BAKU BEKING PANDE SEBAGAI PROYEK METABUDAYA

Pembandingan Konvergen dengan Demokrasi Deliberatif Habermas dan Filsafat Politik Rorty *

Benni E. Matindas**

Pertama-tama kita harus bersyukur pada Tuhan karena untuk kita bisa berkumpul di sini dan melakukan hal yang sepenting ini jelas hanya dimungkinkan oleh berkatNya. Kemudian terimakasih dan salut harus kita berikan pada ForMinSel yang sudah secara sangat tepat memilih topik kajian — baik sebagai diagnosis maupun hipotesis solusi — dan pada saat yang sangat tepat. Yang dimaksud “saat yang tepat” dalam hal ini bukan saja karena masalah budaya politik sedang aktual di Minahasa Selatan tetapi terutama karena dari segi waktu harus dinyatakan bahwa sekarang adalah masa krisis bagi masyarakat Minahasa dimana kita dapat tergilas untuk selamanya di tengah arena persaingan regional terlebih global, jika terlambat.


I. Spiral Politik Kebudayaan Subhumanisasi

* Sistem Politik yang hanya berwujud hedonisme politik. Segala korupsi, nephewisme, kolusi, perselingkuhan tatanegara, monopoli tanpa pengawasan parlemen, anomali kekuasaan pemerintahan, pengkhianatan DPR pada fitrahnya sendiri (DPR melegislasi disfungsionalisasi DPR), dll., dst., semua itu menjadi lumrah, wajar, biasa, akibat proses yang disebut (oleh Hanna Arendt:) banalisasi kejahatan.

* Penyelengaraan negara atau pelaksanaan dari sistem politik hedonisme itu berwujud administrasi manipulatif. Dasarnya tidak berakar etika dan tujuannya tidak berarah etika yang jelas maka cara pelaksanaannya pun tak mungkin bisa etis.
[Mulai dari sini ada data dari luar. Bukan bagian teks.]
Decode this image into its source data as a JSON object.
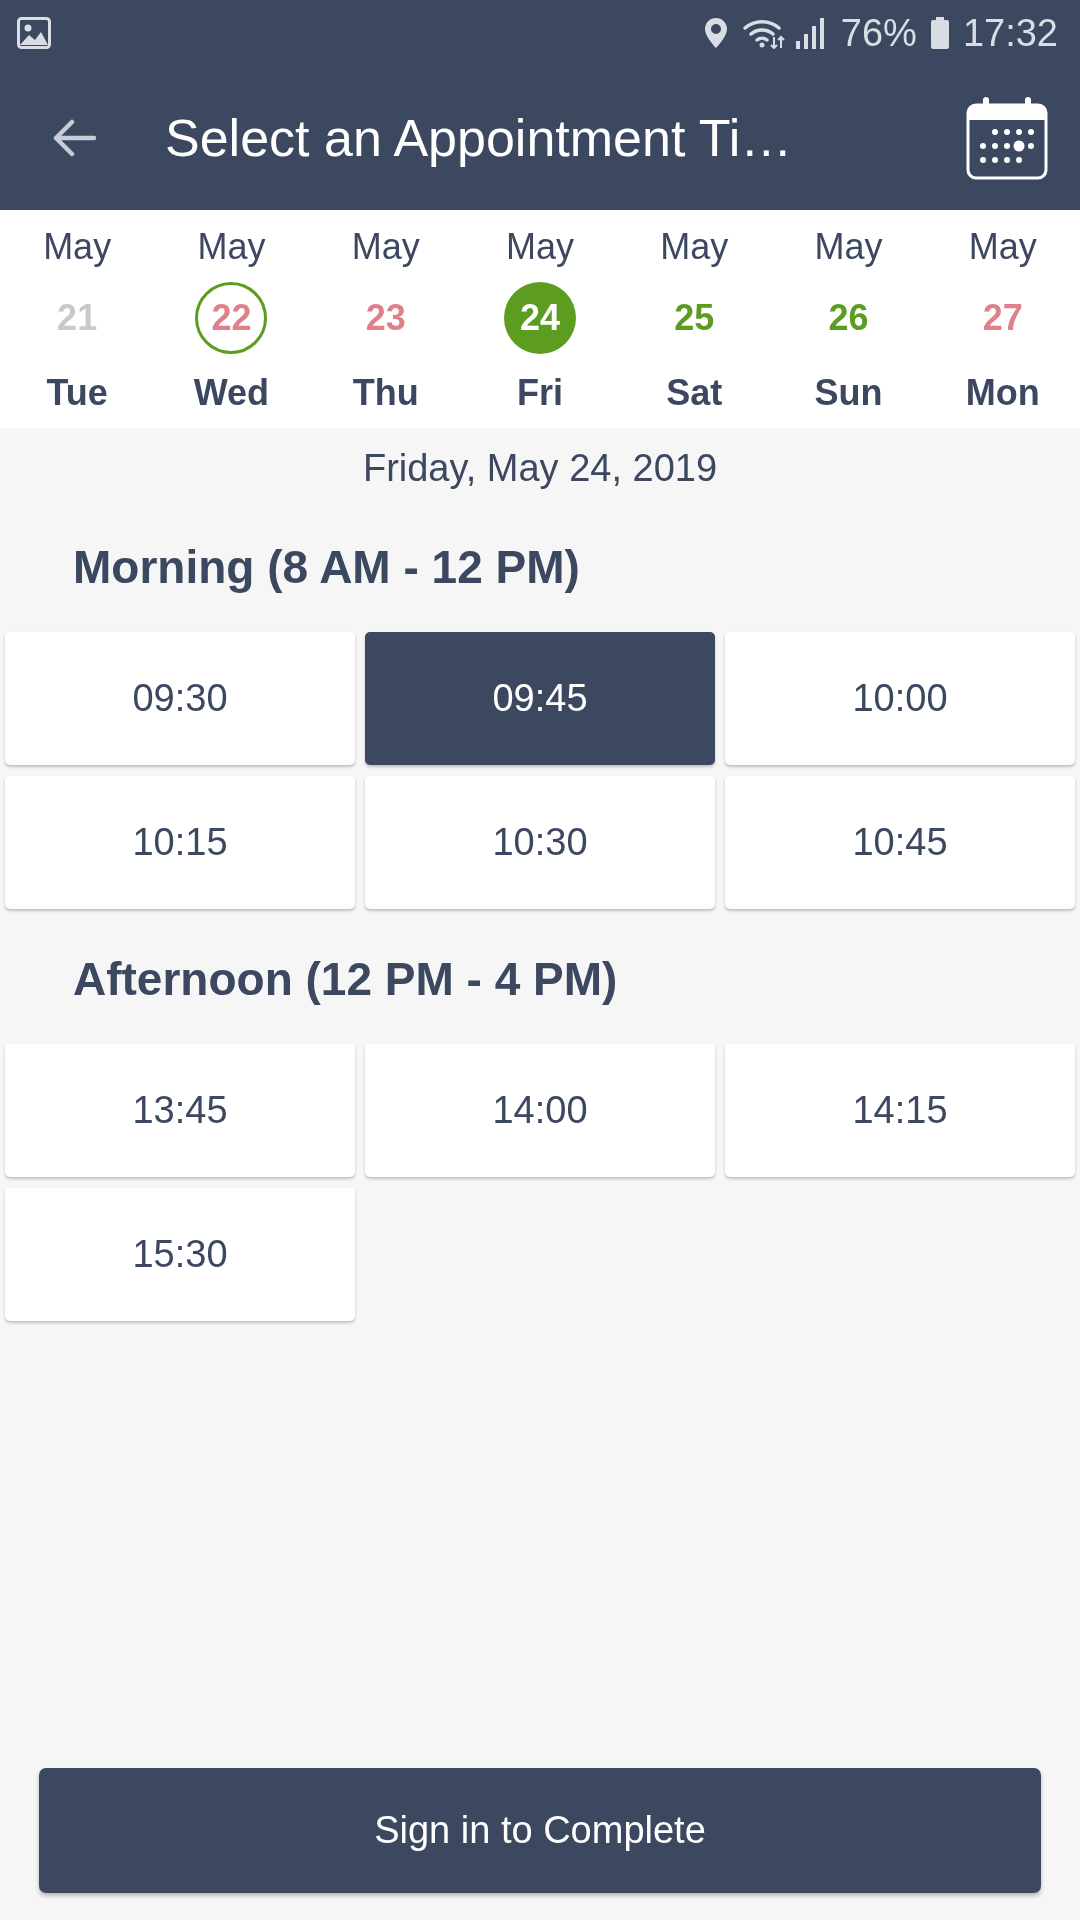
{
  "status_bar": {
    "battery": "76%",
    "time": "17:32"
  },
  "header": {
    "title": "Select an Appointment Ti…"
  },
  "days": [
    {
      "month": "May",
      "date": "21",
      "weekday": "Tue",
      "color": "#c9c9c9",
      "today": false,
      "selected": false
    },
    {
      "month": "May",
      "date": "22",
      "weekday": "Wed",
      "color": "#e0808b",
      "today": true,
      "selected": false
    },
    {
      "month": "May",
      "date": "23",
      "weekday": "Thu",
      "color": "#e0808b",
      "today": false,
      "selected": false
    },
    {
      "month": "May",
      "date": "24",
      "weekday": "Fri",
      "color": "#5c9c20",
      "today": false,
      "selected": true
    },
    {
      "month": "May",
      "date": "25",
      "weekday": "Sat",
      "color": "#5c9c20",
      "today": false,
      "selected": false
    },
    {
      "month": "May",
      "date": "26",
      "weekday": "Sun",
      "color": "#5c9c20",
      "today": false,
      "selected": false
    },
    {
      "month": "May",
      "date": "27",
      "weekday": "Mon",
      "color": "#e0808b",
      "today": false,
      "selected": false
    }
  ],
  "selected_date": "Friday, May 24, 2019",
  "sections": [
    {
      "title": "Morning (8 AM - 12 PM)",
      "slots": [
        {
          "time": "09:30",
          "selected": false
        },
        {
          "time": "09:45",
          "selected": true
        },
        {
          "time": "10:00",
          "selected": false
        },
        {
          "time": "10:15",
          "selected": false
        },
        {
          "time": "10:30",
          "selected": false
        },
        {
          "time": "10:45",
          "selected": false
        }
      ]
    },
    {
      "title": "Afternoon (12 PM - 4 PM)",
      "slots": [
        {
          "time": "13:45",
          "selected": false
        },
        {
          "time": "14:00",
          "selected": false
        },
        {
          "time": "14:15",
          "selected": false
        },
        {
          "time": "15:30",
          "selected": false
        }
      ]
    }
  ],
  "action_button": {
    "label": "Sign in to Complete"
  }
}
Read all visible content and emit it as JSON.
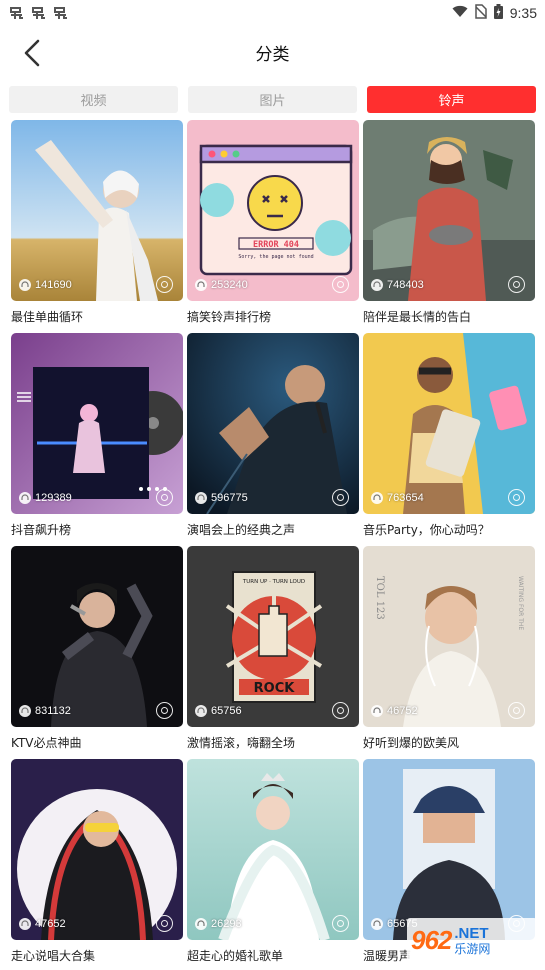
{
  "status_bar": {
    "time": "9:35",
    "left_icons": [
      "app-notification-icon",
      "app-notification-icon",
      "app-notification-icon"
    ],
    "right_icons": [
      "wifi-icon",
      "no-sim-icon",
      "battery-icon"
    ]
  },
  "header": {
    "title": "分类",
    "back_icon": "chevron-left-icon"
  },
  "tabs": [
    {
      "label": "视频",
      "active": false
    },
    {
      "label": "图片",
      "active": false
    },
    {
      "label": "铃声",
      "active": true
    }
  ],
  "colors": {
    "accent": "#ff2f2f",
    "tab_inactive_bg": "#f1f1f1",
    "tab_inactive_text": "#9b9b9b"
  },
  "categories": [
    {
      "title": "最佳单曲循环",
      "plays": "141690"
    },
    {
      "title": "搞笑铃声排行榜",
      "plays": "253240"
    },
    {
      "title": "陪伴是最长情的告白",
      "plays": "748403"
    },
    {
      "title": "抖音飙升榜",
      "plays": "129389"
    },
    {
      "title": "演唱会上的经典之声",
      "plays": "596775"
    },
    {
      "title": "音乐Party，你心动吗？",
      "plays": "763654"
    },
    {
      "title": "KTV必点神曲",
      "plays": "831132"
    },
    {
      "title": "激情摇滚，嗨翻全场",
      "plays": "65756"
    },
    {
      "title": "好听到爆的欧美风",
      "plays": "46752"
    },
    {
      "title": "走心说唱大合集",
      "plays": "47652"
    },
    {
      "title": "超走心的婚礼歌单",
      "plays": "26293"
    },
    {
      "title": "温暖男声",
      "plays": "65675"
    }
  ],
  "artwork_text": {
    "error_code": "ERROR 404",
    "error_sub": "Sorry, the page not found",
    "rock": "ROCK",
    "rock_banner": "TURN UP · TURN LOUD",
    "poster_side": "TOL 123",
    "poster_waiting": "WAITING FOR THE"
  },
  "watermark": {
    "number": "962",
    "domain": ".NET",
    "cn": "乐游网"
  }
}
Bayangkan, dan bandingkan, kita dulu sudah menilai buruk terhadap apa yang kita sebut dengan sinis “machiavelisme”: tujuan menghalalkan cara — tujuan benar tapi cara salah — sekarang kita sudah sangat jarang mendengar sinisme tersebut; lantaran kita bahkan sehari-hari sudah menyaksikan dasar dan tujuan dan sekaligus cara tak etis semua.

Dalam filsafat manajemen dikenal apa yang disebut garis batas implementasi; garis pemisah antara periode pemenangan politik dan dimulainya pelaksanaan/administrasi [dlm tradisi tatanegara AS sistem yang benar ini masih dipelihara: setelah Barack Obama menang pemilu maka selanjutnya segala aktivitas pemerintahannya disebut Obama Administration]. Tapi di negeri kita terjungkir balik, proses pemenangan politik hanya berwujud tak lebih dari administrasi pembagian sembako dan BLT, sedangkan sebaliknya setelah terpilih maka sepanjang 5 tahun periode kekuasaan tidak diisi penuh dengan proses administrasi membangun melainkan sibuk dengan politik memenangkan pemilihan berikutnya, melanggengkan kekuasaan dinastinya karena takut dihakimi oleh sejarah masa depan. Kekayaan harus cepat-cepat ditimbun sebanyaknya agar tetap mampu membeli legitimasi kekuasaan. Kalau perlu merubah legislasi sistem politik agar periode kekuasaan ditambah. [Seperti yg akhir-akhir ini hendak diupayakan kelompok tertentu dalam Partai Demokrat buat masa kepresidenan SBY.]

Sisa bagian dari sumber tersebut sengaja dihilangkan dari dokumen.